第六十五話 日本人にはデイセーラー

デイセーラーの基本コンセプトは、日帰りセーリングではありません。そういう名前をつけただけです。何故なら、ちょい乗りで、面白いセーリングが楽しめるという事から来ていると思います。ロングの旅を考えないのは、キャビンが狭いから、既存ヨットに対抗してのネーミングだと思います。

では、基本コンセプトは何か?操作性の良さ、帆走を楽しむ為に、重心を低くし、船体剛性を高め、シングルやダブルというショートハンドにおける、セーリングの面白さを追求したヨットだと思います。帆走性能が良いというのは、そのヨットがどんなヨットであれ、歓迎すべき事でしょう。でも、キャビンの居住性等によって妥協してきました。でも、帆走性能が良くて、しかも、少人数における旅ならば、十分にクルージングをも楽しめる。むしろ、面白いかと思います。そういう事を望む方々が、デイセーラーのコンセプトはOK,それはそのまま楽しみたい。しかし、時には旅もしてみたい。そういう方々の要望があって、他のクルージング艇のようになってしまうのでは無く、今の性能を維持しつつ、居住性を増やした結果が、ビッグサイズのデイセーラーという事になると思います。もはやデイセーラーという言葉は当てはまらないですが、でも、性能面、考え方、という点においては同じかと思います。

前話のビッグボートは極端かもしれませんが、でも、外洋とはいかないまでも、近場のクルージングを楽しんでおられる方々、大人数でも無い方、考えようですが、デイセーラーでクルージングに行ってもちっとも変では無い。
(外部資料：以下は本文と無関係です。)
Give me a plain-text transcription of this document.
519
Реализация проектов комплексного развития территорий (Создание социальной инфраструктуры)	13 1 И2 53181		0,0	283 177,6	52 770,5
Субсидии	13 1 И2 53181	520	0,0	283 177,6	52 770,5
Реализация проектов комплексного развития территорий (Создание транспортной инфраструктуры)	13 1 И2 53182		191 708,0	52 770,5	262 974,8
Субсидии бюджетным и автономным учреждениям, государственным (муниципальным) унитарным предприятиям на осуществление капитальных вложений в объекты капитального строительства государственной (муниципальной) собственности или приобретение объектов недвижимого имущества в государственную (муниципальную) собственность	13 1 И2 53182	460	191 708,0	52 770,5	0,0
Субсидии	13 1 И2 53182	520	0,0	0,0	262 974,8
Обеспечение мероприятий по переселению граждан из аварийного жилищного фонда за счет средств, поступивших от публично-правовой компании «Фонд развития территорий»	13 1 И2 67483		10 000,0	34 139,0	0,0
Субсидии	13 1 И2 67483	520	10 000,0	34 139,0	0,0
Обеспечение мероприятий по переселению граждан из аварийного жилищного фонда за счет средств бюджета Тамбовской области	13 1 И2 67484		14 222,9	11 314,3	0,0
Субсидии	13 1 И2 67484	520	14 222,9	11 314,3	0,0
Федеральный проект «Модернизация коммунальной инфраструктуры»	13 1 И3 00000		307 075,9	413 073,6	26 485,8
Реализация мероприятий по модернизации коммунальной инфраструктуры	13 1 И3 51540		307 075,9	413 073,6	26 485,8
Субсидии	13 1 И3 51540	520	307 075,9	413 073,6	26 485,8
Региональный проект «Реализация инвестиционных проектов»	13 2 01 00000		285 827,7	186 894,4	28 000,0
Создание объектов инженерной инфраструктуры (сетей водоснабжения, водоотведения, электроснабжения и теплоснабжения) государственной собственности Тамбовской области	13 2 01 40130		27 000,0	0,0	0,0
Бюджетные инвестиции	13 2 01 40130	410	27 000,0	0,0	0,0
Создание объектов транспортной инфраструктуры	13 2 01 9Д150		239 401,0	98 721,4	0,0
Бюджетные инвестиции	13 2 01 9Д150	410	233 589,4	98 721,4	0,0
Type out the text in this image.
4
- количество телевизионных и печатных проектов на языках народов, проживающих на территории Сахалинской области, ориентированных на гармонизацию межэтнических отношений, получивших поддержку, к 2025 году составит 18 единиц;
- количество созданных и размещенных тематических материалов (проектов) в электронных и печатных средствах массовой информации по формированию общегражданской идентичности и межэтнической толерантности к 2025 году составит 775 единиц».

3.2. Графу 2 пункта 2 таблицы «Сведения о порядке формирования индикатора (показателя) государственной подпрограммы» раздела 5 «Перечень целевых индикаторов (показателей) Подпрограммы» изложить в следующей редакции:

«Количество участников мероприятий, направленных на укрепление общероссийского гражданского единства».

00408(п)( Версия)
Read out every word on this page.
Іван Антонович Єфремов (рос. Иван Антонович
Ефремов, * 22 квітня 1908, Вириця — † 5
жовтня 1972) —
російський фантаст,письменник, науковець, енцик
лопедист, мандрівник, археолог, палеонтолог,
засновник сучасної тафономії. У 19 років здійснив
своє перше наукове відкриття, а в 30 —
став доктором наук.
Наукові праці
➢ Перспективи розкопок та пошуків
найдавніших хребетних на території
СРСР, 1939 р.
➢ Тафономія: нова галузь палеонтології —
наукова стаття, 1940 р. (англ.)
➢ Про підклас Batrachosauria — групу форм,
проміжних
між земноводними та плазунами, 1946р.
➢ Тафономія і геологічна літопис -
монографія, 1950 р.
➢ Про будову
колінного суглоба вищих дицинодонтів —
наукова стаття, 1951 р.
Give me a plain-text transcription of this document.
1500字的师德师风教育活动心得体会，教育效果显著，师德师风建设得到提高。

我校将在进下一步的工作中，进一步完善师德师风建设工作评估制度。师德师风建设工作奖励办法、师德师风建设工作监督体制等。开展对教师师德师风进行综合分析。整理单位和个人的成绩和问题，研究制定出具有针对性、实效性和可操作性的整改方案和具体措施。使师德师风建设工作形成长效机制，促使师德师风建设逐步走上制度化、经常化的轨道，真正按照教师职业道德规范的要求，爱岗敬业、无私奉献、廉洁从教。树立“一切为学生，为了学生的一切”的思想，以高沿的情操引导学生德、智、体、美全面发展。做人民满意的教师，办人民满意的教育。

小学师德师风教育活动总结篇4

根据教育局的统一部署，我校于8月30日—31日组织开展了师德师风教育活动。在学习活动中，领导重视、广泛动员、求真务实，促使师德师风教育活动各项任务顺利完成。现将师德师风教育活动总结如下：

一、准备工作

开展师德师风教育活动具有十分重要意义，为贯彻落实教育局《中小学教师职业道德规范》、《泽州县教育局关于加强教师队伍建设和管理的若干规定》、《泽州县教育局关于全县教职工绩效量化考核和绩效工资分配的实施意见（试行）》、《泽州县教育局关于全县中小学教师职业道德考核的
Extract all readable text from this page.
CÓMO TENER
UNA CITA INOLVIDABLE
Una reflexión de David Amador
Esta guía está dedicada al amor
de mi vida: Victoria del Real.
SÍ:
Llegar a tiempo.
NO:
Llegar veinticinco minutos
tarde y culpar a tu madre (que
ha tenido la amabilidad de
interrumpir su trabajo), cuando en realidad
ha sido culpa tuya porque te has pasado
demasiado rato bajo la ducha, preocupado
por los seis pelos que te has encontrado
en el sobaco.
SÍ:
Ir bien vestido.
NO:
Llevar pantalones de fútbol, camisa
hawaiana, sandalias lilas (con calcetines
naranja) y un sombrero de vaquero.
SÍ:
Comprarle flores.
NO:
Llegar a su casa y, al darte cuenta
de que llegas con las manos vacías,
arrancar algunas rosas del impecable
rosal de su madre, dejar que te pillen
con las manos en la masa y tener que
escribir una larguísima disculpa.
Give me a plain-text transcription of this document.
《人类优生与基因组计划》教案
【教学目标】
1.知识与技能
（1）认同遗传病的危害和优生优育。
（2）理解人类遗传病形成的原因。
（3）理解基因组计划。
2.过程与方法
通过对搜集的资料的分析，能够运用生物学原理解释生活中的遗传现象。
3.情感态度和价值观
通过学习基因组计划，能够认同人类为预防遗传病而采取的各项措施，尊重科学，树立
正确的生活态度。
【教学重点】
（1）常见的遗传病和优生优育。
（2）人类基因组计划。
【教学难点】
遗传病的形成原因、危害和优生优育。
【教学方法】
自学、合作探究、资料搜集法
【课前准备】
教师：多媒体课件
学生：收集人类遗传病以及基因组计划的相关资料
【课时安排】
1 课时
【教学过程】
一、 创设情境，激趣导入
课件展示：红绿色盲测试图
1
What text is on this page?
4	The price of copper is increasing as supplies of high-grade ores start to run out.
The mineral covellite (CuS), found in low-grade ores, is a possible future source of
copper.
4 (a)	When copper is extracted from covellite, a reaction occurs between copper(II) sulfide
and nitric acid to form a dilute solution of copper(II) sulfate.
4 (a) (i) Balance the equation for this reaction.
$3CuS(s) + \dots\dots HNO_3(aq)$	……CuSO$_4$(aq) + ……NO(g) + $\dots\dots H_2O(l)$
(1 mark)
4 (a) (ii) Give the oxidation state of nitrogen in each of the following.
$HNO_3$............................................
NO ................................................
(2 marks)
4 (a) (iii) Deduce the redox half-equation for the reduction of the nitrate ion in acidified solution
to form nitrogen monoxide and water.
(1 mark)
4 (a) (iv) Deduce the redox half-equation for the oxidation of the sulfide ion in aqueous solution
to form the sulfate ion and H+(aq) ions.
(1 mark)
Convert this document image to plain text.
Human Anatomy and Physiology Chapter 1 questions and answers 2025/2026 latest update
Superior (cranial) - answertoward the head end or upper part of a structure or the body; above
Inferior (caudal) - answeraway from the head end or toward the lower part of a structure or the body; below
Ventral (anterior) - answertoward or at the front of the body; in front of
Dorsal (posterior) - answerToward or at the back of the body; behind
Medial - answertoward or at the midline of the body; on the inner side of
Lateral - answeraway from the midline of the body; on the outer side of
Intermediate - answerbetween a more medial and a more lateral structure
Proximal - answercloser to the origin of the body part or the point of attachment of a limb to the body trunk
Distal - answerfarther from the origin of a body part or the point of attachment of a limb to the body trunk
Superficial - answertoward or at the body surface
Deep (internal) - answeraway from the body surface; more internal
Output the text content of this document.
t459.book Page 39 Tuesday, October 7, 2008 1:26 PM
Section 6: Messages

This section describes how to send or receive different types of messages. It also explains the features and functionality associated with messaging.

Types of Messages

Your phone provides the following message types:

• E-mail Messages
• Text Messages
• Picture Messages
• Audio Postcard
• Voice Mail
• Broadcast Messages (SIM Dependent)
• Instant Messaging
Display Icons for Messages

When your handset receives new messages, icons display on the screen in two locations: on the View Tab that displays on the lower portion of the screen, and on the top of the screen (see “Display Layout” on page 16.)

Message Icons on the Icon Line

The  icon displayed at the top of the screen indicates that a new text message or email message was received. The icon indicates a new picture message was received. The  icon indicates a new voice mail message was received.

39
同じサイズのクルージング艇に比べたら、キャビンが小さいというだけで、セーリングに関しては安心です。朝出て、夕方にはどこかに入って、ホテルなんかに泊まるなら、むしろ、こういうヨットの方が良い。何故なら、日常にはセーリングを楽しめるからです。もちろん、ヨットに泊まる事だってできます。個室が無いというだけです。ビッグボートは別ですが。

そこで、多くの日本人の使い方において、デイセーリングはピッタリなのではないかと思います。キャビンはあまり使わないし、クルージングも沿岸で、そう遠くに行く暇も無い。日常は、近くのクルージング?これを日常はデイセーリングに切り替えて。まあ、宴会向きではありませんが。もうちょっとキャビンをと言われるなら、サイズをでかくする。性能は維持したまま。

デイセーラーは帆走性能重視ですから、価格が高い。そこが難点ですが、でも、仕方ない。その帆走が売りなのですから。これを犠牲にしたのでは、このヨットの意味が失われます。ですから、誰にでもお勧めできるわけではありませんが、もし、このヨットに乗り出したら、他への浮気はできなくなる?

例えば、アレリオン28は既に420艇を建造しました。でも、中古として売りに出ている数の少ない事には驚きます。故に、中古価格も高い。

もっと、ヨットを有効に使えるようにしないといけませんね。せっかく大枚をはたいて手に入れたのですから、何も、魚の棲家にするのが目的ではありません。そのヨットを、どんな方法であれ、使って、楽しみ、面白さを味わい、癒され、エネルギーの発散にして、また新しいエネルギーの補充にし、個性を発揮し、満喫するのが目的です。そういう意味では、もう一度、”使い方” ”楽しさ” ”面白さ” そういう事を検討しなおす必要はあると思います。

人は楽しさを求めてヨットに行きますが、繰り返しますが、それだけではすぐに限界が来る。自分の面白さがどこにあるのか、心躍るのは何か、そこまで行く必要があると思います。それさえ実行できるようになったら、求めるものが明確になってきたら、楽しさも何倍にもなっていくと思います。
滅多に来ないかみさん乗せてクルージングしても、それも楽しくなってくる。何故なら、自分のワクワクする気分を知っているからだろうと思います。コクピットでの、コーヒー一杯がおいしくなるのも、メインテナンスがしたくなるのも、掃除をしたくなるのも、みんなこのワクワク感あればこそでは無いでしょうか。

そのワクワク感は、他人の思惑ではありませんし、他人がどう思うかも関係無いし、自分の為に、自分が心から面白いと感じる事が先決で、それさえあれば、いくらでもみんなに御裾分けする事ができます。心から楽しんであるヨットのオーナーと一緒に乗るのは楽しいですから。楽しいオーラは、ヨットにも波及し、ゲストをも包み込む。逆もまたしかりです。

楽しい事はもちろん良い。でも、もっと面白い事を考えましょう。そうすれば、楽しい事も自然についてくる。面白さとは何でしょうね?